(i) The velocity-time graph for P is a quadratic curve \(v = 6t(t-3) = 6t^2 - 18t\), which is a parabola opening upwards, passing through the origin \((0,0)\) and cutting the t-axis at \(t = 3\). The velocity-time graph for Q is a straight line \(v = 10 - 2t\), with a negative gradient, starting at \(v = 10\) when \(t = 0\) and reaching \(v = 0\) at \(t = 5\).

(ii) To verify that P and Q meet after 5 seconds, we find the displacement of each particle. For Q, the displacement is \(s = \int (10 - 2t) \, dt = 10t - t^2 + c\). Evaluating from \(t = 0\) to \(t = 5\), \(s(Q) = 25\) m. For P, the displacement is \(s = \int (6t^2 - 18t) \, dt = 2t^3 - 9t^2 + c\). Evaluating from \(t = 0\) to \(t = 5\), \(s(P) = 25\) m. Since both displacements are equal, P and Q meet at \(t = 5\).
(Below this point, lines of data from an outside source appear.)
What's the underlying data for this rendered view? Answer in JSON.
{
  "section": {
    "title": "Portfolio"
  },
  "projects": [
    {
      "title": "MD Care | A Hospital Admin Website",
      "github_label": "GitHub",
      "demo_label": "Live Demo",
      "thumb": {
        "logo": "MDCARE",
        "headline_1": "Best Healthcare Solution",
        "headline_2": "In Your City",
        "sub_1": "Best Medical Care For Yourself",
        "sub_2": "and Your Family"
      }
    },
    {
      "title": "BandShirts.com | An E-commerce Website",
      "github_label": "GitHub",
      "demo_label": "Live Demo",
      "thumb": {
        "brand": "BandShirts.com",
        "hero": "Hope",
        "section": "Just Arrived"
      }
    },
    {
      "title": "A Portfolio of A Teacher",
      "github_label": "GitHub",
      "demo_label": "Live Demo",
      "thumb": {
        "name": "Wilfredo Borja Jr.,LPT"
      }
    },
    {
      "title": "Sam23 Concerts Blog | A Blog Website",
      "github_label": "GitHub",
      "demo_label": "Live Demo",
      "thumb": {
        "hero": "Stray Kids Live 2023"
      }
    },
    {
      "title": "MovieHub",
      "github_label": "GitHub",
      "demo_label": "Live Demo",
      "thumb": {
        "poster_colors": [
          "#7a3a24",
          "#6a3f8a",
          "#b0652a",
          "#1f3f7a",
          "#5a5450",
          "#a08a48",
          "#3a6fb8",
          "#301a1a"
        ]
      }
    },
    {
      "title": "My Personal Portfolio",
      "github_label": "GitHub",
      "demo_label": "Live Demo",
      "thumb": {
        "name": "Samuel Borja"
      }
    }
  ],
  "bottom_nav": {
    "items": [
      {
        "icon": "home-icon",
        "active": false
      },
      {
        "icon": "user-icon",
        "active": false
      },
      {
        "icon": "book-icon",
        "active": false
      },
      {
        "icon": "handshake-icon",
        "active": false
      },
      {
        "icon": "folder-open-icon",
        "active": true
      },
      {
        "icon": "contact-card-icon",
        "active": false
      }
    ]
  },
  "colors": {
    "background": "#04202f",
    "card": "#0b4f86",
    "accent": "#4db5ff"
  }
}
(iii) The distance between P and Q is given by \(|s_P - s_Q| = |2t^3 - 8t^2 - 10t|\). To find the maximum distance, differentiate and solve \(6t^2 - 16t - 10 = 0\). Solving gives \(t = 3.19\). Evaluating the distance at this time gives the maximum distance \(PQ = 48.4\) m.